Venerdì 7 marzo Mons. Domenico Sorrentino, vescovo delle diocesi di Assisi – Nocera Umbra – Gualdo Tadino e di Foligno, arriverà a San Giuseppe Vesuviano dopo la presentazione a Napoli del suo libro dal titolo “Carlo Acutis sulle orme di Francesco e Chiara d’Assisi – Originali non fotocopie”, edito da Edizioni Francescane italiane.

L’iniziativa è organizzata dall‘Associazione Dies Artis Semper, presieduta da Rosa Carillo Ambrosio. Venerdì 7 marzo alle ore 20:30, Mons. Sorrentino incontrerà la comunità del Centro Giovanile dei Giuseppini del Murialdo. Parteciperanno i giovani guidati dal parroco p. Rosario Avino e da p. Giuseppe D’Oria. In questo appuntamento mons. Domenico Sorrentino presenterà anche il progetto The Economy of Francesco tanto caro al Santo Padre. Il giorno successivo, sabato 8 marzo, alle ore 6:30, si terrà la recita del Santo Rosario, alle ore 7:00 la concelebrazione della Santa Messa con i parroci tutti di San Giuseppe Vesuviano. Durante questi due momenti liturgici, il prelato assisano consegnerà la reliquia di Carlo Acutis alla parrocchia e al paese tutto di San Giuseppe Vesuviano. Parteciperà il Sindaco, Michele Sepe, e varie autorità civili e militari. Questo evento si inserisce nel cammino giubilare del Santuario di San Giuseppe Vesuviano che è Chiesa Giubilare della Diocesi di Nola e si appresta tra pochi mesi ad essere elevata a Basilica.
Il libro di Mons. Sorrentino, che sarà presentato venerdì 7 marzo a Napoli nella Chiesa di S. Maria di Porto Salvo a partire dalle ore 17:30, contiene un messaggio autografo di Papa Francesco, rivela curiosità e domande ricorrenti sulla serafica figura del beato e rivela dettagli inediti di alcuni momenti dalla morte fino alla traslazione al Santuario della Spogliazione.

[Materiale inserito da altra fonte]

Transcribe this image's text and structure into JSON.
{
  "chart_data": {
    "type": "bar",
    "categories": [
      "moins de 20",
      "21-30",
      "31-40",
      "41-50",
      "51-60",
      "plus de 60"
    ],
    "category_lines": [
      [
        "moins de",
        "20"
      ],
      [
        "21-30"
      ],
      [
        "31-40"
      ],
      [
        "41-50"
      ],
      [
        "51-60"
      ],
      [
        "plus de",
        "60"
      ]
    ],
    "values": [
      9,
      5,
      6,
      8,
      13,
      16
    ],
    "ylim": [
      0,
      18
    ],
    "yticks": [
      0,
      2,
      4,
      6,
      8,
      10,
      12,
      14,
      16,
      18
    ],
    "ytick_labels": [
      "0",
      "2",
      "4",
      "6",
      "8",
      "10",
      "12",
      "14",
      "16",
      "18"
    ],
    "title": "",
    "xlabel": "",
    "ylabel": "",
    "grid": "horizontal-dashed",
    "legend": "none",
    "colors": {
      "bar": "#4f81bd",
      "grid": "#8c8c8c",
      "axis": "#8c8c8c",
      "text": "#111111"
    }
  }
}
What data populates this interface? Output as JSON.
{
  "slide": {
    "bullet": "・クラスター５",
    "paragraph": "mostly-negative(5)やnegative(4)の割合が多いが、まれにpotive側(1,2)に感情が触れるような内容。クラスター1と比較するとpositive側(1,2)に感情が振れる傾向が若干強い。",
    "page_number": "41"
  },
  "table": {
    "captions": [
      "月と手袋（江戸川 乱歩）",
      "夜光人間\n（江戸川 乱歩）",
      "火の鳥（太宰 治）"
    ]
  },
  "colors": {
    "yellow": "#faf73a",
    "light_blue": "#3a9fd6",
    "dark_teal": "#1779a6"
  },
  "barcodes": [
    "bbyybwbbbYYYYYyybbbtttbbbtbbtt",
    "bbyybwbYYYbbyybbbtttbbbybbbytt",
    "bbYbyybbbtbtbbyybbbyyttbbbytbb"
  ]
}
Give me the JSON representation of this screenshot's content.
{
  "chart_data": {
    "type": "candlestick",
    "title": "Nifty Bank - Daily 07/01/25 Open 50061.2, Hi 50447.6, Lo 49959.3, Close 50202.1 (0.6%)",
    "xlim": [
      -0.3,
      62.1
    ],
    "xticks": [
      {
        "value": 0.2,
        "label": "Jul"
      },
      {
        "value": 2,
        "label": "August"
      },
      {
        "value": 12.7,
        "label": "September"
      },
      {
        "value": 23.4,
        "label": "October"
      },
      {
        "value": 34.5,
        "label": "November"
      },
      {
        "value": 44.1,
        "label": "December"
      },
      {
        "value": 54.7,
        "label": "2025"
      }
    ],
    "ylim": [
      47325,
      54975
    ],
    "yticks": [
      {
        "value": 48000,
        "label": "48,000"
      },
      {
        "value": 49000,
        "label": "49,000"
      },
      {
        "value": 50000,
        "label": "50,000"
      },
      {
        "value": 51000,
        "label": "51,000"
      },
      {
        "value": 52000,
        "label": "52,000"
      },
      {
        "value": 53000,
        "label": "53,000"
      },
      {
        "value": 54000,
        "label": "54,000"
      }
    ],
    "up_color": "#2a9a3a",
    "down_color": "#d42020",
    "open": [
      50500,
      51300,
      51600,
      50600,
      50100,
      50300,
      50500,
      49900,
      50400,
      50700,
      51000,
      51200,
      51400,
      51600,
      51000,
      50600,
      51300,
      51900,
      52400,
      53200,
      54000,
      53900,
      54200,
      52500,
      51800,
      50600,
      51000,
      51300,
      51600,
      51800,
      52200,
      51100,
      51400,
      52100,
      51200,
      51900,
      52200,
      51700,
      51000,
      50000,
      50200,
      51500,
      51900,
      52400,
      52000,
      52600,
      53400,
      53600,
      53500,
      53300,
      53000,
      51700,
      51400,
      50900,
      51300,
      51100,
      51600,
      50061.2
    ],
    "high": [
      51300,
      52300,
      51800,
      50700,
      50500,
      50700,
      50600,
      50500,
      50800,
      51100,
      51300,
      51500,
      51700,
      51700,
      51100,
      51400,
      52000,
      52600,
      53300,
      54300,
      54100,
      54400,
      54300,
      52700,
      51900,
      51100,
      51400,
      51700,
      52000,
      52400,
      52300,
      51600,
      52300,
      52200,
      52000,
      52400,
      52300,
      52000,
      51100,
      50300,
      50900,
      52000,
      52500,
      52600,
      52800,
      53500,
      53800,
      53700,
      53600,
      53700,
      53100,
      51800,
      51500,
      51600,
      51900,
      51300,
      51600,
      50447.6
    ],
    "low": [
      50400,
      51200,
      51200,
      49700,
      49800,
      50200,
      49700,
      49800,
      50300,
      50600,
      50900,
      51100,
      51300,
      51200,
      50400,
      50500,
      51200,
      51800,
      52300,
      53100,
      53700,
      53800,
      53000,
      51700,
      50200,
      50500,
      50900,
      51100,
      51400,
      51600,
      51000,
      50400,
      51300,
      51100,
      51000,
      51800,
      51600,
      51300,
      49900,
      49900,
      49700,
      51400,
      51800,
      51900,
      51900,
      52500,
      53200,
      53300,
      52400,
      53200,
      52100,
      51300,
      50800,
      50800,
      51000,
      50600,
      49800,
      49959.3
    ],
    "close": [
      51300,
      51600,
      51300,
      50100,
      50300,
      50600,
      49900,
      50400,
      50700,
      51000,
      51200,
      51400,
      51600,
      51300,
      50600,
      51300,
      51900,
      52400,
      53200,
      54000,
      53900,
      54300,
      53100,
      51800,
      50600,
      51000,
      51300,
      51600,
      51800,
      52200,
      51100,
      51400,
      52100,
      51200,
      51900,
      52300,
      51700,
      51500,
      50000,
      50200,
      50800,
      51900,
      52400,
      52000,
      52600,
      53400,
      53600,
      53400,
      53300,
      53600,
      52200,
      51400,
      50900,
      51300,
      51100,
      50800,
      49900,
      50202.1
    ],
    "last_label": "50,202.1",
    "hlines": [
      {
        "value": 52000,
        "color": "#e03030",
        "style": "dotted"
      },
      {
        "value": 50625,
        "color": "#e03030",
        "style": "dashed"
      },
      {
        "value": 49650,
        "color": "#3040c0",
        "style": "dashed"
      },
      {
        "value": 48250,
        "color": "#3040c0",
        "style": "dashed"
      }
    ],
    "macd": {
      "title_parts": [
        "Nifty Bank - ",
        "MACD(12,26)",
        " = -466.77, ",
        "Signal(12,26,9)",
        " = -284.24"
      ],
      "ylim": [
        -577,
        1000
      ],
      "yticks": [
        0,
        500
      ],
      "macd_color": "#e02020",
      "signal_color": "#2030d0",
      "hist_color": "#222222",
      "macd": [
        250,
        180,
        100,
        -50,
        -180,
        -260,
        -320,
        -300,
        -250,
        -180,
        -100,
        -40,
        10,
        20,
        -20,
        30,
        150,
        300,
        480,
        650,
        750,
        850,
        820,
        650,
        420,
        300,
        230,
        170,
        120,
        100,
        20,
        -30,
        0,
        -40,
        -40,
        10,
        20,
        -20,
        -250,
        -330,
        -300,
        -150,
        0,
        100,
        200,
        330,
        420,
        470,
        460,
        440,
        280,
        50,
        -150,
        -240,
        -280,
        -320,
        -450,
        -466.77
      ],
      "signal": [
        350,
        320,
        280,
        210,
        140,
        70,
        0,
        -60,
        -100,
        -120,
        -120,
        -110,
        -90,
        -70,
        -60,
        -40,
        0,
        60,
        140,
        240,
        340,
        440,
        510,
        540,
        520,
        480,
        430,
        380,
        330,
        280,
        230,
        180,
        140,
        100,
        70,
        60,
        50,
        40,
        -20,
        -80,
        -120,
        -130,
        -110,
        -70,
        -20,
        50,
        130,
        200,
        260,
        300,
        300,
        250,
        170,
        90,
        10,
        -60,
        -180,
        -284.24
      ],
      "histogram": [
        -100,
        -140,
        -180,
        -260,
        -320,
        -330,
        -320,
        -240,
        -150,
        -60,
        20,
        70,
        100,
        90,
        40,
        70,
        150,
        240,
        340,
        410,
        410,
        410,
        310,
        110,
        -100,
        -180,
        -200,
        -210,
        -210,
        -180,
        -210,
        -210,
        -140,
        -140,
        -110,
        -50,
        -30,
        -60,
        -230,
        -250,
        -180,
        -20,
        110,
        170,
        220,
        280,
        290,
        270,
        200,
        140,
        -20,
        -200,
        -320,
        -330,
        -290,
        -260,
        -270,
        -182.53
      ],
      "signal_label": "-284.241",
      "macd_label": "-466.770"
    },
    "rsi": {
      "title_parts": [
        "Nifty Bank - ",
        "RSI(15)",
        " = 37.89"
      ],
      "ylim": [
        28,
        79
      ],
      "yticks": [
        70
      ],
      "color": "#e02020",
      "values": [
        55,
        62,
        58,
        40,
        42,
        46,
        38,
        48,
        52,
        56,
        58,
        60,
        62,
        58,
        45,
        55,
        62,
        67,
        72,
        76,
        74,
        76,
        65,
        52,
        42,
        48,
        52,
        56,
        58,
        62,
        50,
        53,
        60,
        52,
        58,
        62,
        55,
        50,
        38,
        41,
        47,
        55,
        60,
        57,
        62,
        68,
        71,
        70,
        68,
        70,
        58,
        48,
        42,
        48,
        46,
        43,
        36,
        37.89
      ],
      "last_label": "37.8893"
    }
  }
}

L’attuale venerazione del corpo ha portato circa 1 milione di visitatori nel 2024. Questo libro – afferma Mons. Sorrentino – presenta ai giovani, e non solo, questo straordinario ‘team’ composto da Francesco di Assisi e Carlo Acutis, che si è formato nello stesso luogo, a distanza di ottocento anni, e che sta cambiando il volto di Assisi. Il libro si chiude con un’appendice in cui viene riportata la preghiera composta da monsignor Sorrentino per la canonizzazione di Carlo, preceduta dal famoso Cantico di Frate Sole, al quale il libro fa ampio riferimento, anche in occasione dell’ottavo centenario della sua composizione che cade proprio quest’anno.